Il convient donc de constater le caractère quasi-systématique de l'inexécution par la SAS Angledis des prestations publicitaires auxquelles elle s'était engagée et pour lesquelles elle avait perçu des commissions d'un montant de 16 169,99 euro HT sur une période de trois mois, payées par la majorité de ses fournisseurs habituels dans leurs conventions-cadres avec le représentant régional de la société Leclerc (6 sur 9) pour une grande partie des produits concernés (13 sur 28).
M. Lamy, directeur de la SA Lecasud, dont l'audition est relatée dans un procès-verbal du 14 octobre 2005, a reconnu qu'il n'existait pas de dispositif interne de vérification des réalisations des opérations têtes de gondole et que les fournisseurs étaient donc tenus d'en assurer l'exécution.

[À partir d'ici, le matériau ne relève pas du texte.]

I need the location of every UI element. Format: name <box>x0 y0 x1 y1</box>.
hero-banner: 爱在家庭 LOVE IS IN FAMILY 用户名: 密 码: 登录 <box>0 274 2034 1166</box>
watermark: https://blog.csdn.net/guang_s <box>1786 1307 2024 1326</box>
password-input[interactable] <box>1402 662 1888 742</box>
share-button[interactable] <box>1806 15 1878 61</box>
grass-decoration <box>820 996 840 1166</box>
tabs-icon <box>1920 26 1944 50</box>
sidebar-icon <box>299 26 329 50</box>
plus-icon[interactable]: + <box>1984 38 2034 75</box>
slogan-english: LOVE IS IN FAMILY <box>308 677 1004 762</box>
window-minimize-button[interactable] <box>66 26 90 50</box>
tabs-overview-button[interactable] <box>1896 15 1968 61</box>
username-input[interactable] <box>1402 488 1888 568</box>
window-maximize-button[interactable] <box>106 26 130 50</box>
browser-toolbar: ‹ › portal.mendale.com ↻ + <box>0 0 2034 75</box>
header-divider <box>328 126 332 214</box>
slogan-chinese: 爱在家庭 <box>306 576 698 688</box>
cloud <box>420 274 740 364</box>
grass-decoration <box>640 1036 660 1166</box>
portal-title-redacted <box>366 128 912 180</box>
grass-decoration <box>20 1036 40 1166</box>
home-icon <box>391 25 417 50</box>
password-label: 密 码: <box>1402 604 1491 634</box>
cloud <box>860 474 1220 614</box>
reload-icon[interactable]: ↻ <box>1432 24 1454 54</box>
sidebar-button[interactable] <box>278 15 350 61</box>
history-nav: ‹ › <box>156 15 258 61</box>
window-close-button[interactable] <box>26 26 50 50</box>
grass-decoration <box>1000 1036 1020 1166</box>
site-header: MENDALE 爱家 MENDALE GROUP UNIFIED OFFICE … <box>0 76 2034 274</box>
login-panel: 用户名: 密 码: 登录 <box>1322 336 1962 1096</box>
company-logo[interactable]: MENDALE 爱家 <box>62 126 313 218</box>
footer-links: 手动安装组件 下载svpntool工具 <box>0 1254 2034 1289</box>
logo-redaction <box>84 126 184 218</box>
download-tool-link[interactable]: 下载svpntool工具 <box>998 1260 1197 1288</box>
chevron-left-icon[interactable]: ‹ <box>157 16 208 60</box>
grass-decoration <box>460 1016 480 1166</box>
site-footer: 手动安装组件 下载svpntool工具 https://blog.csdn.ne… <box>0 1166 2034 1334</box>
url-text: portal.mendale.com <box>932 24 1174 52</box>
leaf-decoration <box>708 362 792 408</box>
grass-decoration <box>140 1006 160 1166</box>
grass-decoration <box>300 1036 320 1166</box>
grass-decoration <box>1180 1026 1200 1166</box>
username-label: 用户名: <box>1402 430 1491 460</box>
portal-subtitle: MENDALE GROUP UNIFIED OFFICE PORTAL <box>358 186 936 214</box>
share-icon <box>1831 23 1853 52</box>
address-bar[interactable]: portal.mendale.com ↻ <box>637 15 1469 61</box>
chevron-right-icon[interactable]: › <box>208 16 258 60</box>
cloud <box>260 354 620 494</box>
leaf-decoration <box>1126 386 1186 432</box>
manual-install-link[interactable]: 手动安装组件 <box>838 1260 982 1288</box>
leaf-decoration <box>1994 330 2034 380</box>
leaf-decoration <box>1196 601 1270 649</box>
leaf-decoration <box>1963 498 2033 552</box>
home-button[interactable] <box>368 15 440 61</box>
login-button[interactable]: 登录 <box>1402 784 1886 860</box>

Il précisait qu'il appartenait à chaque magasin de mettre en œuvre les moyens nécessaires et suffisants pour respecter les contrats de coopération commerciale sans toutefois qu'un contrôle soit effectué (procès-verbal du 4 octobre 2005 p. 3).
Il est donc établi l'existence d'une pratique dite de "marge arrière" permettant à la SAS Angledis de percevoir de la part de ses fournisseurs, au titre des produits concernés, un rabais occulte sur le prix d'achat, en leur facturant des prestations fictives, dont le groupement d'achat, qui les a négociées ne vérifiait pas l'effectivité.
Ces faits constituent l'obtention auprès de partenaires commerciaux d'un avantage financier ne correspondant à aucun service commercial effectivement rendu.
En conséquence, en application de l'article L. 442-6 dans sa version issue de la loi numéro 2008-776 du 4 août 2008, la responsabilité de la société Angledis se trouve engagée et elle doit réparer le préjudice subi.
L'atteinte portée à l'ordre économique par des pratiques anticoncurrentielles résultant d'un non-respect par la société Angledis des contrats conclus avec plusieurs fournisseurs pour lesquels elle a obtenu indûment des rabais d'un montant de 16 199,99 euros hors taxes en trois mois a faussé le jeu de la concurrence.
En conséquence, c'est par une exacte application de l'article L. 442-6 que le tribunal a condamné la société Angledis à verser une amende d'un montant de 32 000 euros.
C'est aussi à juste titre que les premiers juges ont ordonné la répétition des sommes indûment perçues à chacun des fournisseurs concernés et pour les montants figurant dans le dispositif, sauf à préciser que ces sommes devront être versées par la société Angledis entre les mains du Trésor public à charge pour lui de les restituer aux sociétés destinataires.
Le jugement attaqué est donc confirmé sous réserve de la précision susmentionnée.
Il est équitable de condamner la société Angledis à verser au ministre une indemnité de 700 euros sur le fondement de l'article 700 du Code de procédure civile, la réclamation formulée sur ce fondement par la société Angledis étant rejetée.
Par ces motifs : LA COUR, Déclare irrecevable l'exception de nullité soulevée par le ministre de l'Economie, des Finances et de l'Industrie, Déclare recevable l'action engagée par le ministre de l'Economie, des Finances et de l'Industrie, Confirme le jugement attaqué, Y ajoutant, Dit que les sommes objet de la répétition de l'indu que devra verser la société Angledis seront payées entre les mains du Trésor public à charge pour lui de les restituer aux sociétés destinataires, Condamne la société Angledis à verser au ministre de l'Economie, des Finances et de l'Industrie une indemnité de 700 euros sur le fondement de l'article 700 du Code de procédure civile, Déboute la société Angledis de sa réclamation formée sur le fondement de l'article 700 du Code de procédure civile, La condamne aux dépens recouvrés conformément article 699 du Code de procédure civile.